Rares sont les décisions mettant en relation le droit du surendettement et le droit des majeurs protégés. C’est tout l’intérêt de la décision rapportée, d’où ressort le principe selon lequel le majeur protégé et surendetté ne bénéficie pas d’un régime de faveur dans le cadre de la procédure de surendettement.

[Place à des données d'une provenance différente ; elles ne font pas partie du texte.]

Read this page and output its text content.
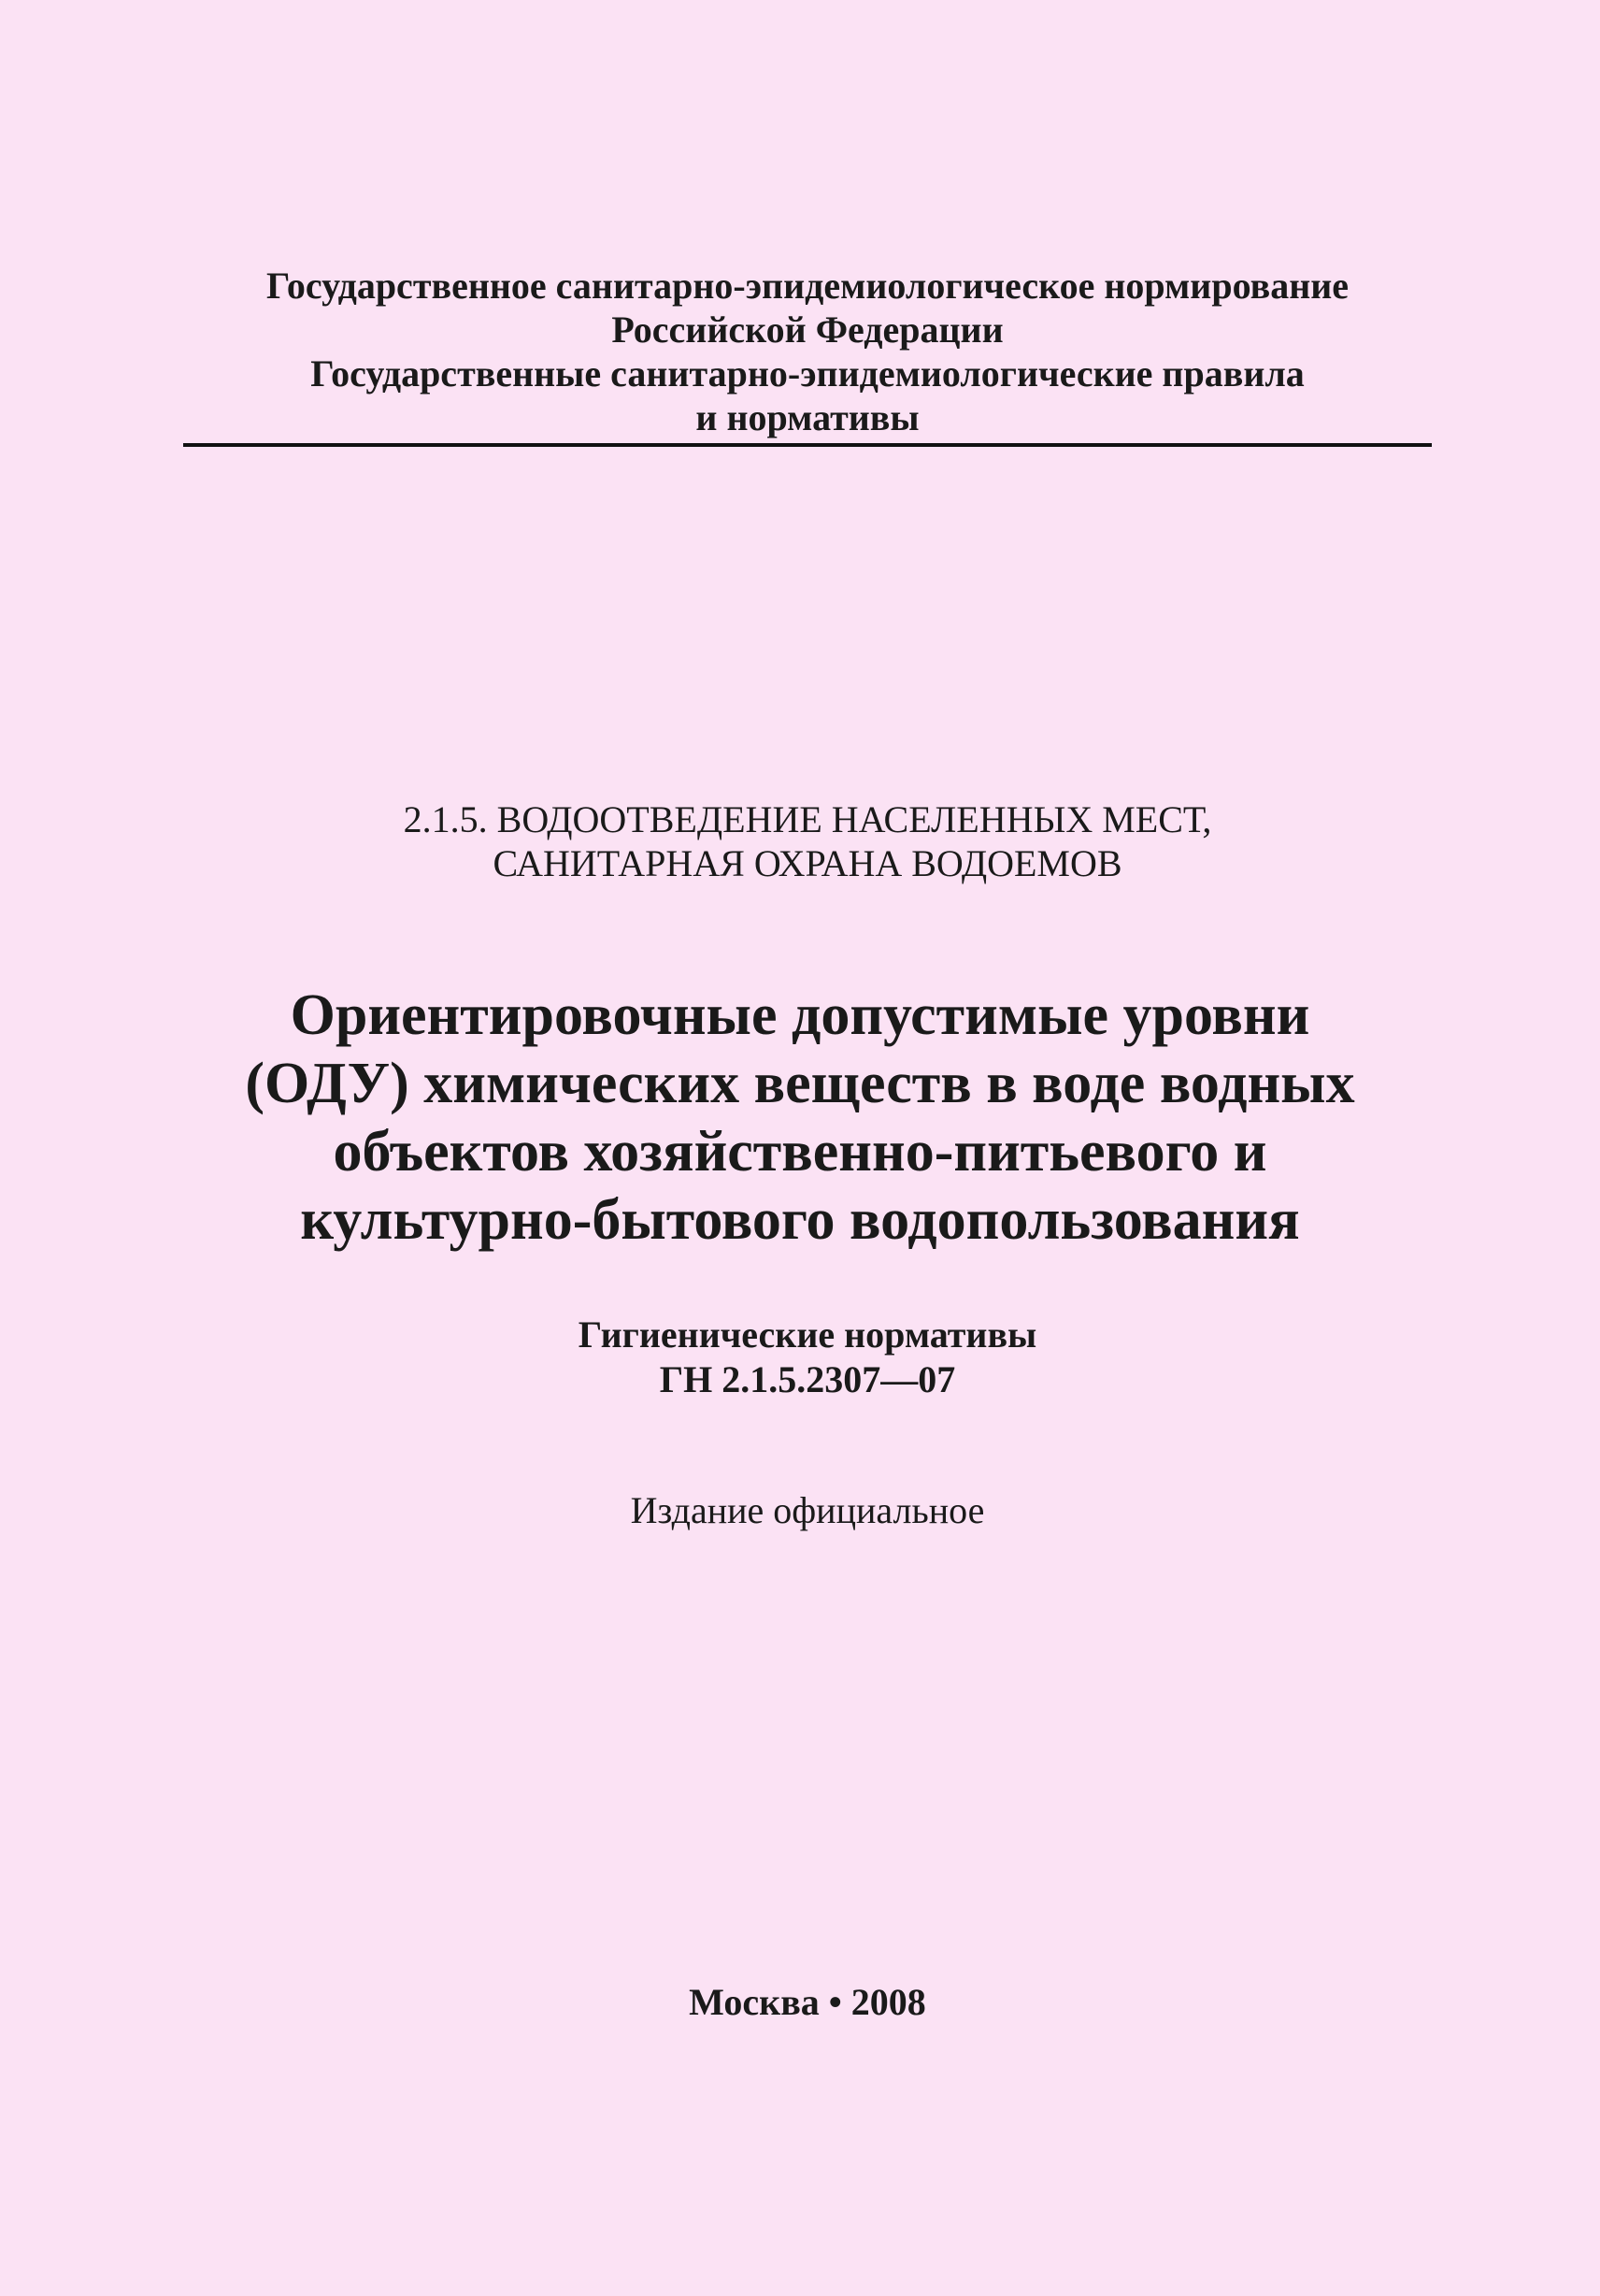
Государственное санитарно-эпидемиологическое нормирование
Российской Федерации
Государственные санитарно-эпидемиологические правила
и нормативы
2.1.5. ВОДООТВЕДЕНИЕ НАСЕЛЕННЫХ МЕСТ,
САНИТАРНАЯ ОХРАНА ВОДОЕМОВ
Ориентировочные допустимые уровни
(ОДУ) химических веществ в воде водных
объектов хозяйственно-питьевого и
культурно-бытового водопользования
Гигиенические нормативы
ГН 2.1.5.2307—07
Издание официальное
Москва • 2008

Dans cette affaire, une personne majeure, placée en curatelle en raison d’un trouble mental important, avait saisi une commission de surendettement qui lui avait alors recommandé un plan de mesures propres à redresser sa situation. La curatélaire fut notamment invitée, dans un délai de 12 mois, à verser des mensualités à sa banque pour rembourser le prêt qu’elle lui avait consenti, à vendre son logement et à liquider la totalité de son portefeuille. Refusant de quitter son domicile, la débitrice, assistée de son curateur (C. civ., art. 468, al. 3), avait alors saisi le juge de l’exécution aux fins d’obtenir l’annulation des mesures recommandées par la commission. Elle invoquait notamment la possibilité de conserver son logement en contrepartie des mensualités versées à sa banque. Le juge de l’exécution, comme la cour d’appel ensuite saisie, ont déclaré son recours infondé : constatant que la curatélaire possédait un patrimoine correspondant aux 2/3 de sa dette globale, les juges approuvent les recommandations de la commission, la vente du bien immobilier couplée à celle du portefeuille étant susceptibles de régler les 2/3 de son passif. Un pourvoi en cassation fut enfin formé. Le moyen unique reposait, dans sa première branche, sur le risque d’aggravation de l’état de surendettement de l’incapable que la vente de son logement ferait naître si cette mesure, déstabilisante, devait être définitivement homologuée ; dans sa seconde branche, le moyen reprochait à la cour d’appel de ne pas avoir déterminé, comme la loi le prévoit, la part des ressources nécessaires aux dépenses courantes de la demanderesse.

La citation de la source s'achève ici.